When using *mclapply*, you can use the *mc.set.seed* argument
as follows (note that *mc.set.seed* is TRUE by default, so you
should get different seeds for the different processes by default),
but one needs to invoke `RNGkind("L'Ecuyer-CMRG")`
to get independent streams via the L'Ecuyer algorithm.
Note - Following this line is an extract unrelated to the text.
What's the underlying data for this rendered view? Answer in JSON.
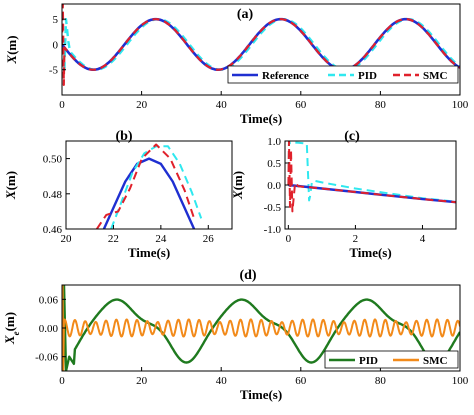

```{r, RNG-mclapply, eval=FALSE}
library(parallel)
library(rlecuyer)
RNGkind("L'Ecuyer-CMRG")
res <- mclapply(seq_len(Y), looFit, Y, X, mc.cores = 4, 
    mc.set.seed = TRUE) 
```

## 6 The *partools* package

*partools* is a package developed by Norm Matloff at UC-Davis. He has the perspective that Spark/Hadoop are not the right tools in many cases when doing statistics-related work and has developed some simple tools for parallelizing computation across multiple nodes, also referred to as *Snowdoop*. The tools make use of the key idea in Spark/Hadoop of a distributed file system and distributed data objects but avoid the complications of trying to ensure fault tolerance, which is critical only on very large clusters of machines.

I won't go into details, but *partools* allows you to split up your data across multiple nodes and then read the data into R in parallel across R sessions running on those nodes, all controlled from a single master R session. You can then do operations on the subsets and gather results back to the master session as needed. One point that confused me in the *partools* vignette is that it shows how to split up a dataset that you can read into your R session, but it's not clear what one does if the dataset is too big to read into a single R session.